Affiliations: Rheology Laboratory, Department of Mechanical Engineering, University of Texas at Austin, TX, USA | Vilastic Scientific, Inc., Austin, TX, USA | Division of Pediatric Hematology Oncology, Stanford University School of Medicine, Stanford, CA, USA
Note: [] Corresponding author: Dr. Nancy M. Henderson, Vilastic Scientific, Inc., PO Box 160261, Austin, TX 78716, USA. Tel.: +1 (512) 327 4134; Fax: +1 (512) 327 0655; E‐mail: rheology@vilastic.com.

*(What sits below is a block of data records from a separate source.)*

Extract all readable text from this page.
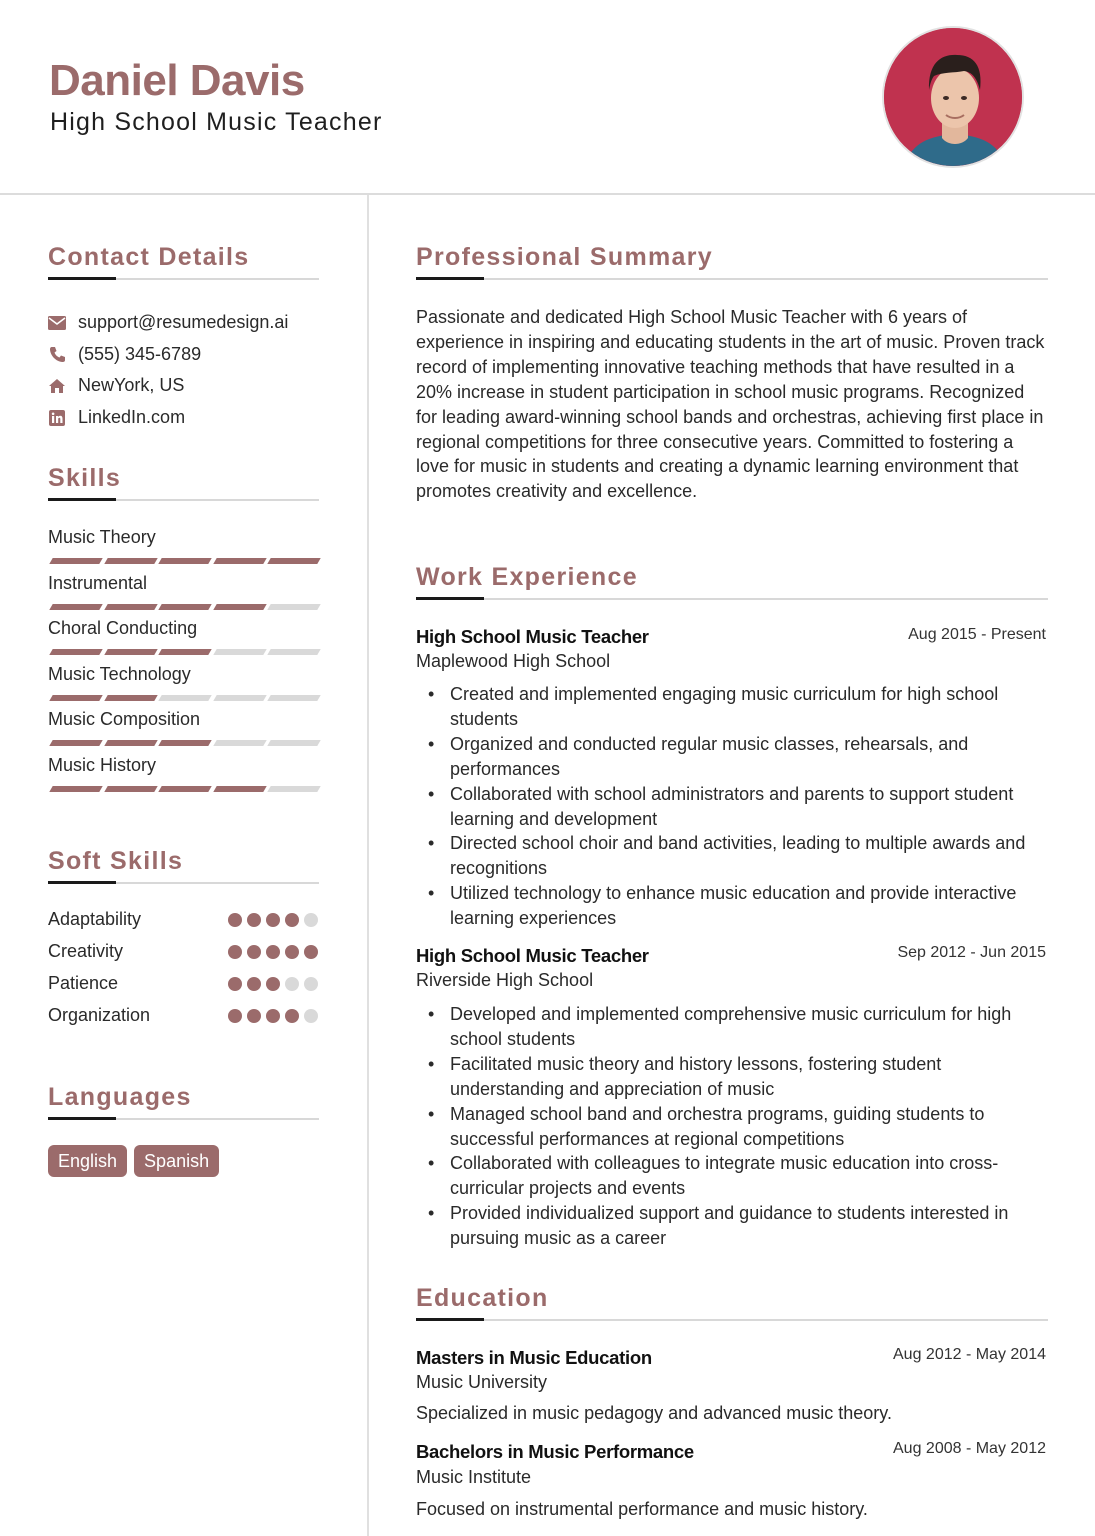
Daniel Davis
High School Music Teacher
Contact Details
support@resumedesign.ai
(555) 345-6789
NewYork, US
LinkedIn.com
Skills
Music Theory
Instrumental
Choral Conducting
Music Technology
Music Composition
Music History
Soft Skills
Adaptability
Creativity
Patience
Organization
Languages
English	Spanish
Professional Summary

Passionate and dedicated High School Music Teacher with 6 years of experience in inspiring and educating students in the art of music. Proven track record of implementing innovative teaching methods that have resulted in a 20% increase in student participation in school music programs. Recognized for leading award-winning school bands and orchestras, achieving first place in regional competitions for three consecutive years. Committed to fostering a love for music in students and creating a dynamic learning environment that promotes creativity and excellence.

Work Experience
High School Music Teacher	Aug 2015 - Present
Maplewood High School
• Created and implemented engaging music curriculum for high school students
• Organized and conducted regular music classes, rehearsals, and performances
• Collaborated with school administrators and parents to support student learning and development
• Directed school choir and band activities, leading to multiple awards and recognitions
• Utilized technology to enhance music education and provide interactive learning experiences
High School Music Teacher	Sep 2012 - Jun 2015
Riverside High School
• Developed and implemented comprehensive music curriculum for high school students
• Facilitated music theory and history lessons, fostering student understanding and appreciation of music
• Managed school band and orchestra programs, guiding students to successful performances at regional competitions
• Collaborated with colleagues to integrate music education into cross-curricular projects and events
• Provided individualized support and guidance to students interested in pursuing music as a career
Education
Masters in Music Education	Aug 2012 - May 2014
Music University
Specialized in music pedagogy and advanced music theory.
Bachelors in Music Performance	Aug 2008 - May 2012
Music Institute
Focused on instrumental performance and music history.
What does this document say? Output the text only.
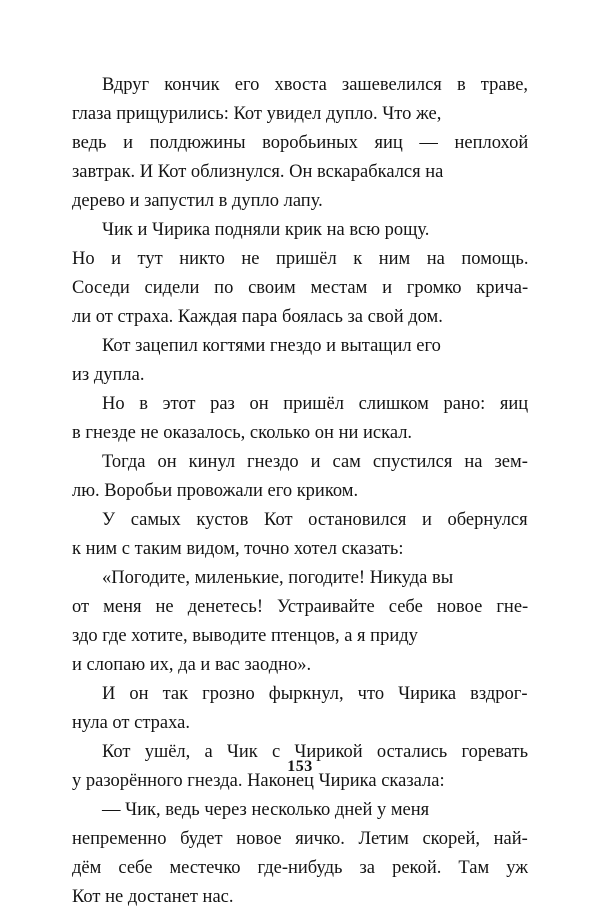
Вдруг кончик его хвоста зашевелился в траве,
глаза прищурились: Кот увидел дупло. Что же,
ведь и полдюжины воробьиных яиц — неплохой
завтрак. И Кот облизнулся. Он вскарабкался на
дерево и запустил в дупло лапу.

Чик и Чирика подняли крик на всю рощу.
Но и тут никто не пришёл к ним на помощь.
Соседи сидели по своим местам и громко крича-
ли от страха. Каждая пара боялась за свой дом.

Кот зацепил когтями гнездо и вытащил его
из дупла.

Но в этот раз он пришёл слишком рано: яиц
в гнезде не оказалось, сколько он ни искал.

Тогда он кинул гнездо и сам спустился на зем-
лю. Воробьи провожали его криком.

У самых кустов Кот остановился и обернулся
к ним с таким видом, точно хотел сказать:

«Погодите, миленькие, погодите! Никуда вы
от меня не денетесь! Устраивайте себе новое гне-
здо где хотите, выводите птенцов, а я приду
и слопаю их, да и вас заодно».

И он так грозно фыркнул, что Чирика вздрог-
нула от страха.

Кот ушёл, а Чик с Чирикой остались горевать
у разорённого гнезда. Наконец Чирика сказала:

— Чик, ведь через несколько дней у меня
непременно будет новое яичко. Летим скорей, най-
дём себе местечко где-нибудь за рекой. Там уж
Кот не достанет нас.

153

Abstract: Red blood cells containing hemoglobin S are less deformable than normal erythrocytes and have a major effect on the viscoelasticity of blood. This alteration in rheology increases the impedance to flow, leading to an increase in RBC aggregation and reduction in oxygen saturation, which induces further sickling and occlusions in the microcirculation. Patients with sickle cell disease (SCD) can experience severe complications, such as acute pain and stroke. Automated red blood cell exchange transfusion, or erythrocytapheresis, is used with homozygous SCD (Hb SS) to replace sickled cells with normal cells, thereby decreasing the percentage of sickle hemoglobin (%Hb S) and maintaining a net balance in iron accumulation. These patients received monthly erythrocytapheresis with a goal to maintain a pre‐pheresis %Hb S at less than 30%. In this study, viscoelastic parameters were used to quantify the effectiveness of this therapy for six patients undergoing chronic erythrocytapheresis. Whole blood viscosity, elasticity and relaxation time at oscillatory strains of 0.2, 1 and 5, and hematocrit and %Hb S were measured prior to erythrocytapheresis and 15 minutes after completion and compared with normal reference values at the patient's hematocrit. This study confirms the beneficial effects on viscosity, elasticity, and relaxation time of erythrocytapheresis.